Point 2:   Moreover, patients dosed with steroids during CT-ICI treatment usually received these steroids due to adverse effects (72%, line 93). Were they immune-related adverse events? If so, better treatment outcomes in those patients could result from more pronounced activation of the immune system, not from the on-treatment steroid intake. In such a case, the conclusion about steroid intake & better treatment outcomes (prolonged OS) would be completely wrong because it suggests that better treatment outcomes resulted from steroid intake (= it encourages administering steroids during the treatment). Have the Authors tried to include this variable (immune-related adverse effects) into the Cox regression model to exclude the confounding influence?

Response to point 2: The small sample size is the main weak point of the present research paper. As discussed, we could not perform appropriate analysis of cancer-related and unrelated indications (i.e., immune-related adverse events). Furthermore, the role of intercurrent introduction should be further investigated in a larger population considering the immortal time bias (that requires a landmark analysis to be reduced). In particular, the prognostic value of immune-related adverse events cannot be adequately explored due to the small subgroup (8 pts received intercurrent steroid for irAEs, 5 for chemotherapy-related adverse events).

To emphasize this passage, we added this point of weakness within the discussion: ‘Analogously, 8 out of 18 patients received intercurrent steroids for the treatment of immune-related adverse events. The positive prognostic value of immune-related adverse events under ICI is well established but cannot be evaluated due to the limited subgroup.’

Point 3:  Discussion should be divided into smaller sections because it is hard to follow.

Response to point 3: We added a conclusion section to be clearer, following the IJMS guidelines.

Point 4: References do not seem to be cited correctly – please revise the entire manuscript; e.g., in line 159, the cited reference (15) does not refer to Drakaki et al.; in line 161, the cited reference (16) does not refer to Fuca et al.

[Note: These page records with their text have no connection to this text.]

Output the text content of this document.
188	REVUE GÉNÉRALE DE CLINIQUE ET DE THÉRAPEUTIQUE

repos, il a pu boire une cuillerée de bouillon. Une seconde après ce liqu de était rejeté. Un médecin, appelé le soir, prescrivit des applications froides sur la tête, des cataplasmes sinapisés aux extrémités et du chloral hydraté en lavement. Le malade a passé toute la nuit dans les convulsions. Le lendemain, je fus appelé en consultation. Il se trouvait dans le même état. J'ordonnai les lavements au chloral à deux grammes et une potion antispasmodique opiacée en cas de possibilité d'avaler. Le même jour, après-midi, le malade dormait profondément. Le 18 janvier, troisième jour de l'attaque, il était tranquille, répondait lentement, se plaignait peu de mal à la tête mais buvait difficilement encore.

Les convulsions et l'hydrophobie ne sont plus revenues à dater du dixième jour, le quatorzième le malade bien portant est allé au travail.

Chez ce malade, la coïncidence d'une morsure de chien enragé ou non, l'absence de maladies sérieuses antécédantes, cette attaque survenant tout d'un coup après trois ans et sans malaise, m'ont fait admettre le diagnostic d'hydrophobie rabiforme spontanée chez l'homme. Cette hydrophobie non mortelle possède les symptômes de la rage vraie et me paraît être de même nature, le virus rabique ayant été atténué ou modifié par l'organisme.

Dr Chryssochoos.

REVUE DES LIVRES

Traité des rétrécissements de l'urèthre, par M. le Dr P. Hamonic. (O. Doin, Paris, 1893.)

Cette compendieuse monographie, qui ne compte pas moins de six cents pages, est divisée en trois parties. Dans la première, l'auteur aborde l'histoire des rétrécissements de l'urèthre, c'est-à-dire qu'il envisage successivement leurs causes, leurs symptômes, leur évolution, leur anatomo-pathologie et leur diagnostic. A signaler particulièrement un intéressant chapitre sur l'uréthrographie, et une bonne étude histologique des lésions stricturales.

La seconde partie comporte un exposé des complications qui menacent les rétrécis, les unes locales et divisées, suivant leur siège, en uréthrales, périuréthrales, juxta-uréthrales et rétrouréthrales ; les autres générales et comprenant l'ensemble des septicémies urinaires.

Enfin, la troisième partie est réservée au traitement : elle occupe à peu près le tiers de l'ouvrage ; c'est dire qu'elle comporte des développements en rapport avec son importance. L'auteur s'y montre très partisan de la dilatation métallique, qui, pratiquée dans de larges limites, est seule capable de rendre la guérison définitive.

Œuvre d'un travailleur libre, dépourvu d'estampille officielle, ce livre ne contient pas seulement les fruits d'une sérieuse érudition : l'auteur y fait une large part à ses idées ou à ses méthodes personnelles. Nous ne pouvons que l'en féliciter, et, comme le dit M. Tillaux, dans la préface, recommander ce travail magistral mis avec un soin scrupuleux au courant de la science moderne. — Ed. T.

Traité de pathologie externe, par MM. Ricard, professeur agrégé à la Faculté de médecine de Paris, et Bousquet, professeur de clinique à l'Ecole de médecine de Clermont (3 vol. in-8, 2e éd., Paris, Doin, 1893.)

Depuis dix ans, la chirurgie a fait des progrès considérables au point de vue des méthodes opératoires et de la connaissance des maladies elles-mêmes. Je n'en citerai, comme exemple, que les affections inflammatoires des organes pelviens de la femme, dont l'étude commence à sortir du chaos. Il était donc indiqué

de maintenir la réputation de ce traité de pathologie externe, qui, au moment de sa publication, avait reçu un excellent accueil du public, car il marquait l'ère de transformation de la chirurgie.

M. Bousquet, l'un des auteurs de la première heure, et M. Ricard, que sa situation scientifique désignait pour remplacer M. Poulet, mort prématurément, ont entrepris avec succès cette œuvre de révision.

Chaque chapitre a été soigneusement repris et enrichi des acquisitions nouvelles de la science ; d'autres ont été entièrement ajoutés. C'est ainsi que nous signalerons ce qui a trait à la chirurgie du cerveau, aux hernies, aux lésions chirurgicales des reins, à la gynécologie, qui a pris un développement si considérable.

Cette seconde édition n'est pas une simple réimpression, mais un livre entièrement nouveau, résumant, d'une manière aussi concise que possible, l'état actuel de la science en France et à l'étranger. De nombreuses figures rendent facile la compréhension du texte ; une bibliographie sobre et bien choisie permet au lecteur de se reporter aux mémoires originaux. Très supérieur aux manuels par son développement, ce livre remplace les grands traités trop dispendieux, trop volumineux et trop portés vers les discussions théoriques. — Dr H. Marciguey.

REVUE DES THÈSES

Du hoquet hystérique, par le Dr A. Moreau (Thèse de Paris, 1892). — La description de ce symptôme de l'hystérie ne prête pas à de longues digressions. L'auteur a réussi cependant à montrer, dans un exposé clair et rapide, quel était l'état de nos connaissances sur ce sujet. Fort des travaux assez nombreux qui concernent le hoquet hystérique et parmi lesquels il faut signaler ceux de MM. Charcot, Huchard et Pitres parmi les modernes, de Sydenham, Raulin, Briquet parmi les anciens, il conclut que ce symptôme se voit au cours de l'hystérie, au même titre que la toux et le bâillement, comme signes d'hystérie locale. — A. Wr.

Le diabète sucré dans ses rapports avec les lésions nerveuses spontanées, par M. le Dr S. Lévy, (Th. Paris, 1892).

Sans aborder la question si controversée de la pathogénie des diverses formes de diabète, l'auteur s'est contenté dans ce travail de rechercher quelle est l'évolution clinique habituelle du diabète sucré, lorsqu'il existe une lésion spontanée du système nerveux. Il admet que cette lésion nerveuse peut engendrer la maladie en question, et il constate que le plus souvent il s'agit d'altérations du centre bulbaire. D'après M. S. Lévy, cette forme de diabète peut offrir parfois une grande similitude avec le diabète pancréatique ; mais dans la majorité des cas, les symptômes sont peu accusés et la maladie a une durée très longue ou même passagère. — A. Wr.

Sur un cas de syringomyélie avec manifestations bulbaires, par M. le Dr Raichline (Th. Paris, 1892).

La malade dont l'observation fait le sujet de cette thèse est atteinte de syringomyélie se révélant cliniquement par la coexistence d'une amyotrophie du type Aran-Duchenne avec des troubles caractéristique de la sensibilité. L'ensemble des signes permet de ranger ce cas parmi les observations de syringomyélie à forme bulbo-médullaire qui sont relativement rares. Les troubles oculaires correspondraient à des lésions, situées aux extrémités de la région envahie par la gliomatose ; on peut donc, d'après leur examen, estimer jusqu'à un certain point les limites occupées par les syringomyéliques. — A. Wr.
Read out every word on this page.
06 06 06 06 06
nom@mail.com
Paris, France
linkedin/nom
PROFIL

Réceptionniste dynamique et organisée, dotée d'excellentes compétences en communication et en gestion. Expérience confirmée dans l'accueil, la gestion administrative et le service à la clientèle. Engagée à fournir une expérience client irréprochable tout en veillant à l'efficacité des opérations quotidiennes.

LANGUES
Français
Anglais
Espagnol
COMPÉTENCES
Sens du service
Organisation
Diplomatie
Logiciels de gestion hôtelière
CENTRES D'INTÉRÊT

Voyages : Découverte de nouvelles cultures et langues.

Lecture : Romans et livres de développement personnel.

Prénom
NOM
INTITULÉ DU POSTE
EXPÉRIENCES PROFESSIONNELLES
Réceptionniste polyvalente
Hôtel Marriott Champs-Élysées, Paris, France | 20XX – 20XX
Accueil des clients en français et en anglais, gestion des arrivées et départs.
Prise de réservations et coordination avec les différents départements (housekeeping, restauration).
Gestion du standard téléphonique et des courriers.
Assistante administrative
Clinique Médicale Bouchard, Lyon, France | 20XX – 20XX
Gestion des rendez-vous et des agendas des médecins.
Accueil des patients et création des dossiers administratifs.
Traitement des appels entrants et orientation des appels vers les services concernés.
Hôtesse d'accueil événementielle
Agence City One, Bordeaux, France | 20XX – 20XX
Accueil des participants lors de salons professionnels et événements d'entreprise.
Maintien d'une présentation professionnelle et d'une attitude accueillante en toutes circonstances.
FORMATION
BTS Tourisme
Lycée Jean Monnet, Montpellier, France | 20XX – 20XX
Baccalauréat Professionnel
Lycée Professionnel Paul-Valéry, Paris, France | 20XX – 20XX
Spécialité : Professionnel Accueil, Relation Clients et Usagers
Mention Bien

Response to point 4: We revised and corrected all the cited references.

 

 Minor issues:

 

• Some editorial errors need to be corrected, e.g., mg/m2 – please place “2” in superscript.

 

• 95% CI is sometimes presented as … - NR and sometimes as … - NA.

 

• Table 1: I would suggest placing the “baseline steroids” header above “yes/ no/ total” for better clarity.

 

• IQR abbreviation should be introduced after the first use.

 

• Figure 3: There is no need to present a p-value with such a high accuracy – p<0.001 would be enough (this comment applies to all parts of the manuscript as well as other p-values).

 

 

• Table 2: I would suggest removing “doubled variables” from the table for better clarity; e.g., there is no need to present data for ≤65 and >65; moreover, the “All (%)” variable is repeated from Table 1, so I would suggest removing these two columns with “All (%)” variable from Table 2.

 

• Line 150: Please revise the presented data for possible typos because 1.7 vs. 1.8 does not seem to be statistically different.

 

• Lines 169 – 169: The sentence should be revised for better clarity.

 

• Line 227: Please double-check if Pearson correlation was indeed used in the statistics.

Minor issues response: All issues have been fixed following the indications.

Round 2

Reviewer 1 Report

thank you for addressing the issues that were raised.